The man, Nakoula Basseley Nakoula, who is also known as Mark Basseley Youssef, a name he legally adopted in 2002, appeared in Federal District Court here and pleaded guilty to four charges of violating a probation sentence imposed on him in 2010 after a bank fraud conviction. Each of his guilty pleas, worked out with prosecutors in advance, was related to his maintenance of the two identities.
In turn, the government agreed to drop four more probation violation charges, all of which pertained to Mr. Nakoula’s work on the “Innocence of Muslims.” Prosecutors had maintained that Mr. Nakoula lied to the police about the extent of his involvement in the project.

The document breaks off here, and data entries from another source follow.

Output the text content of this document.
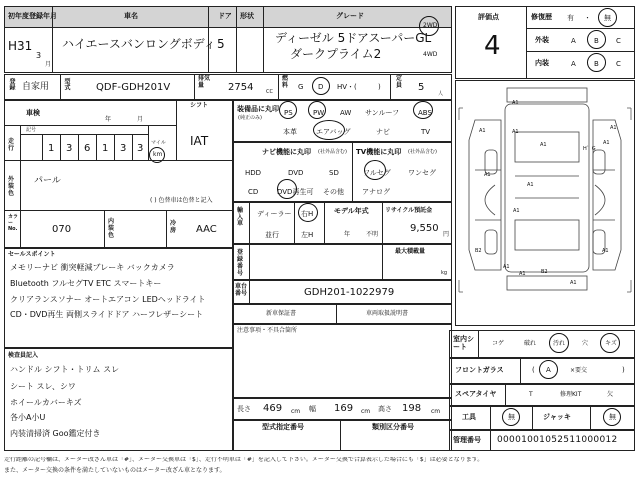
初年度登録年月	車名	ドア 形状	グレード
H31
3
月
ハイエースバンロングボディ 5	ディーゼル 5ドアスーパーGL
ダークプライム2
2WD
4WD
評価点
4
修復歴 有 ・ 無
外装	A	B C
内装	A	B C
登録 自家用 型式	QDF-GDH201V
排気量	2754	CC
燃料 G D HV・(	)
定員 5
人
シフト
IAT
車検
年	月
走行
記号
1 3 6 1 3 3 マイル
km
外装色
パール
( ) 色替車は色替と記入
カラーNo.	070
内装色
冷房 AAC
セールスポイント
メモリーナビ 衝突軽減ブレーキ バックカメラ
Bluetooth フルセグTV ETC スマートキー
クリアランスソナー オートエアコン LEDヘッドライト
CD・DVD再生 両側スライドドア ハーフレザーシート
検査員記入
ハンドル シフト・トリム スレ
シート スレ、シワ
ホイールカバーキズ
各小A小U
内装清掃済 Goo鑑定付き
装備品に丸印
(純正のみ)
PS	PW AW サンルーフ	ABS
本革	エアバッグ	ナビ	TV
ナビ機能に丸印 (社外品含む)
HDD	DVD	SD
CD	DVD再生可 その他
TV機能に丸印 (社外品含む)
フルセグ ワンセグ
アナログ
輸入車
ディーラー
並行
右H
左H
モデル年式
年	不明
リサイクル預託金
9,550
円
登録番号
最大積載量
kg
車台番号	GDH201-1022979
新車保証書	車両取扱説明書
注意事項・不具合箇所
長さ 469 cm 幅 169 cm 高さ 198 cm
型式指定番号	類別区分番号
A1
A1	A1
A1
A1	A1
A1
A1
A1
H゛G
B2
B2
A1
A1
A1
A1
室内シート	コゲ	破れ	汚れ	穴	キズ
フロントガラス	( A	×要交	)
スペアタイヤ	T	修理KIT	欠
工具	無	ジャッキ	無
管理番号 0000100105251100001​2
走行距離の記号欄は、メーター改ざん車は「#」、メーター交換車は「$」、走行不明車は「#」を記入して下さい。メーター交換で合算表示した場合にも「$」は必要となります。
また、メーター交換の条件を満たしていないものはメーター改ざん車となります。
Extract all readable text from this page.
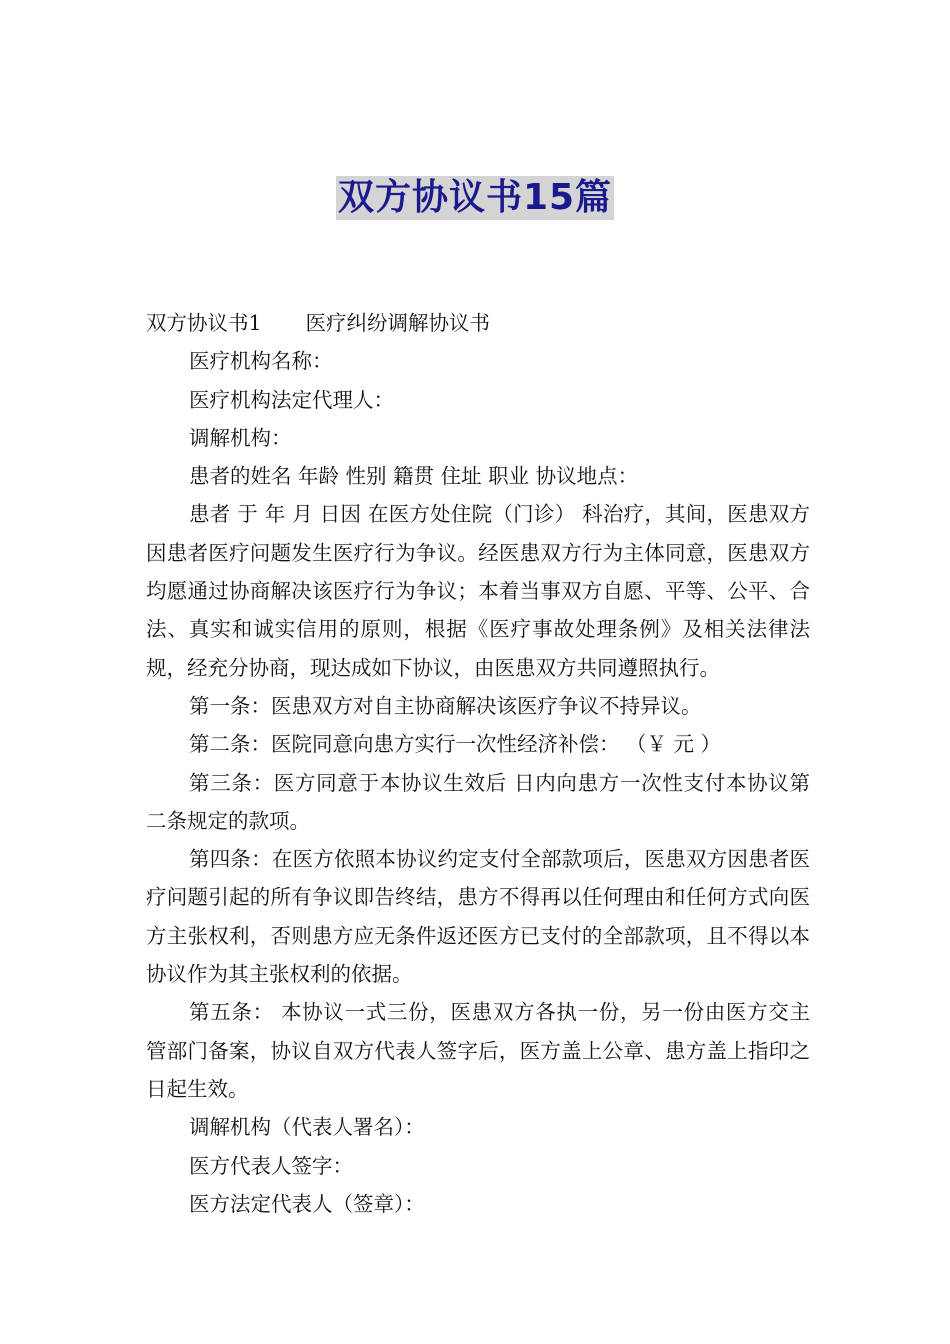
双方协议书15篇

双方协议书1 医疗纠纷调解协议书

医疗机构名称：

医疗机构法定代理人：

调解机构：

患者的姓名 年龄 性别 籍贯 住址 职业 协议地点：

患者 于 年 月 日因 在医方处住院（门诊） 科治疗，其间，医患双方因患者医疗问题发生医疗行为争议。经医患双方行为主体同意，医患双方均愿通过协商解决该医疗行为争议；本着当事双方自愿、平等、公平、合法、真实和诚实信用的原则，根据《医疗事故处理条例》及相关法律法规，经充分协商，现达成如下协议，由医患双方共同遵照执行。

第一条：医患双方对自主协商解决该医疗争议不持异议。

第二条：医院同意向患方实行一次性经济补偿： （￥ 元 ）

第三条：医方同意于本协议生效后 日内向患方一次性支付本协议第二条规定的款项。

第四条：在医方依照本协议约定支付全部款项后，医患双方因患者医疗问题引起的所有争议即告终结，患方不得再以任何理由和任何方式向医方主张权利，否则患方应无条件返还医方已支付的全部款项，且不得以本协议作为其主张权利的依据。

第五条： 本协议一式三份，医患双方各执一份，另一份由医方交主管部门备案，协议自双方代表人签字后，医方盖上公章、患方盖上指印之日起生效。

调解机构（代表人署名）：

医方代表人签字：

医方法定代表人（签章）：
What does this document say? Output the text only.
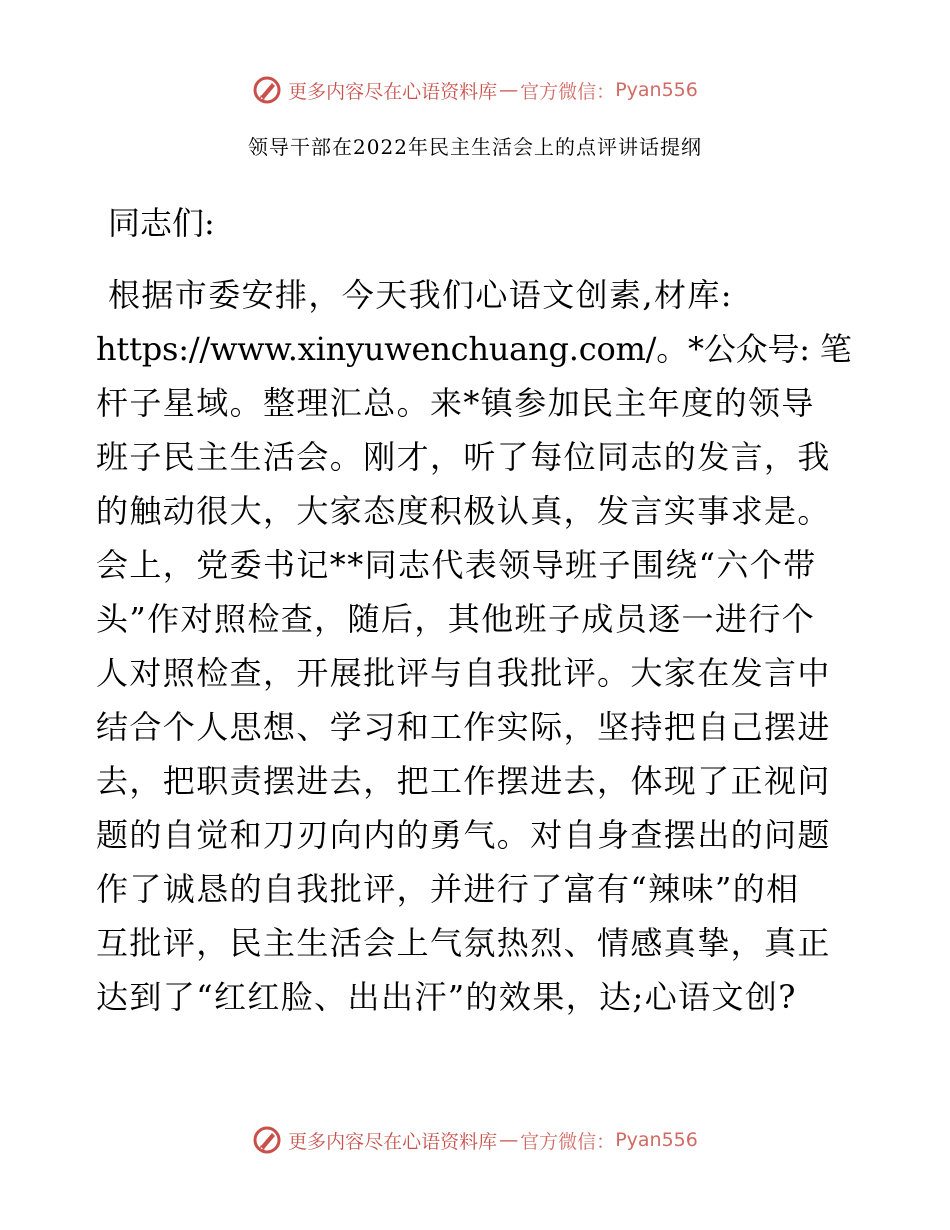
更多内容尽在心语资料库 — 官方微信： Pyan556
领导干部在2022年民主生活会上的点评讲话提纲
同志们:
根据市委安排，今天我们心语文创素,材库:
https://www.xinyuwenchuang.com/。*公众号: 笔
杆子星域。整理汇总。来*镇参加民主年度的领导
班子民主生活会。刚才，听了每位同志的发言，我
的触动很大，大家态度积极认真，发言实事求是。
会上，党委书记**同志代表领导班子围绕“六个带
头”作对照检查，随后，其他班子成员逐一进行个
人对照检查，开展批评与自我批评。大家在发言中
结合个人思想、学习和工作实际，坚持把自己摆进
去，把职责摆进去，把工作摆进去，体现了正视问
题的自觉和刀刃向内的勇气。对自身查摆出的问题
作了诚恳的自我批评，并进行了富有“辣味”的相
互批评，民主生活会上气氛热烈、情感真挚，真正
达到了“红红脸、出出汗”的效果，达;心语文创?
更多内容尽在心语资料库 — 官方微信： Pyan556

In accordance with the sentencing request by Robert Dugdale, the assistant United States attorney who prosecuted the case, Judge Christina A. Snyder ruled that Mr. Nakoula would serve one year in prison followed by four years of probation. She rejected a request for home confinement in lieu of prison from Mr. Nakoula’s lawyer, Steve Seiden, telling Mr. Nakoula that he had already “struck a deal far more favorable than he might have otherwise suffered.”
Although Mr. Dugdale did not pursue the probation violation charges that were directly related to “Innocence of Muslims,” he spoke about Mr. Nakoula’s film project — and the deceitful manner in which he carried it out — as part of his sentencing argument.

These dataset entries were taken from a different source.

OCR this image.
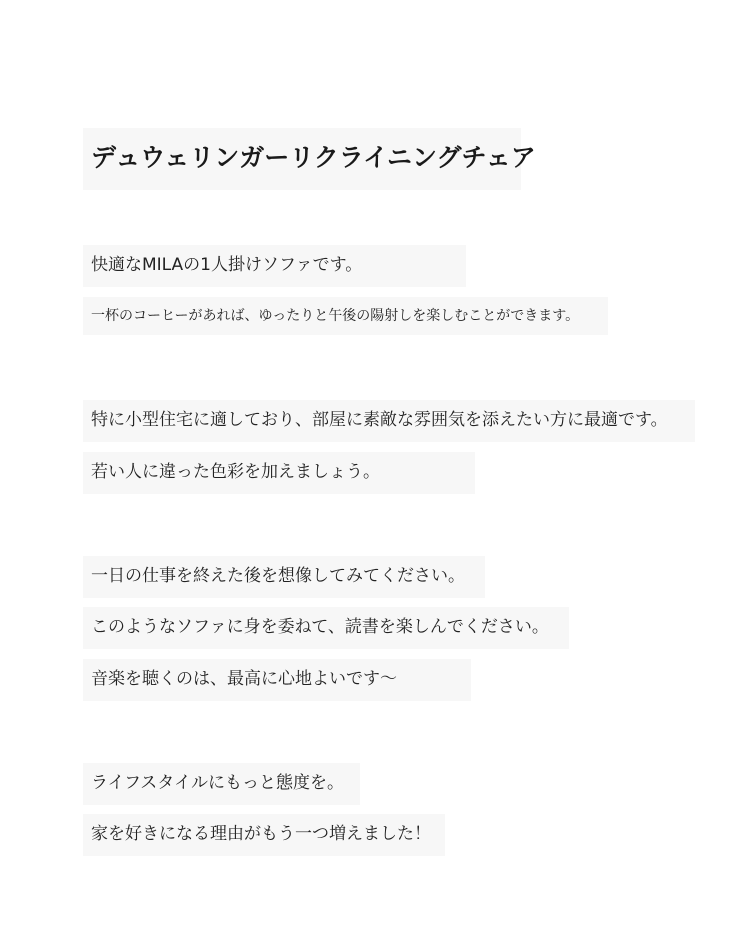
デュウェリンガーリクライニングチェア
快適なMILAの1人掛けソファです。
一杯のコーヒーがあれば、ゆったりと午後の陽射しを楽しむことができます。
特に小型住宅に適しており、部屋に素敵な雰囲気を添えたい方に最適です。
若い人に違った色彩を加えましょう。
一日の仕事を終えた後を想像してみてください。
このようなソファに身を委ねて、読書を楽しんでください。
音楽を聴くのは、最高に心地よいです〜
ライフスタイルにもっと態度を。
家を好きになる理由がもう一つ増えました！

Mr. Dugdale said Mr. Nakoula had used the alias Sam Bacile, among others, to make the movie and had tricked the cast into thinking it was making a sword-and-sandal epic about a murderous tribal leader named George. Later, using crude dubbing techniques, Mr. Nakoula secretly turned that character into the Prophet Muhammad, Mr. Dugdale said. “That’s a substantial fraud,” Mr. Dugdale said.
It was the depiction of the Prophet Muhammad as a bloodthirsty thug that sparked violence from Egypt to Pakistan in September. Cast members, at least one of whom is now suing Mr. Nakoula, have received death threats and are having trouble finding work as a result of his dubbing, Mr. Dugdale said.
“His deception actually caused real harm to people,” he said.
Reporters were barred from the courtroom but were allowed to watch the proceedings on three video monitors from a separate court facility. Seen on the video monitors, Mr. Nakoula, wearing his white protective custody prison smock, sat slouched between Mr. Seiden and an Arabic interpreter.
Judge Snyder noted at the start of the hearing that Mr. Nakoula had recently sent her a letter in Arabic but that she had not read it because she had been looking for the “appropriate procedure to fund a translator.” Asked if he would like to speak about the contents of the letter in court, Mr. Nakoula declined.
Mr. Nakoula was arrested in September and was ordered held without bail. Out of concern for his safety, he has been kept in protective custody at the Metropolitan Detention Center here. A string of Muslim religious leaders in Afghanistan and Pakistan have offered bounties for the killing of the film’s maker.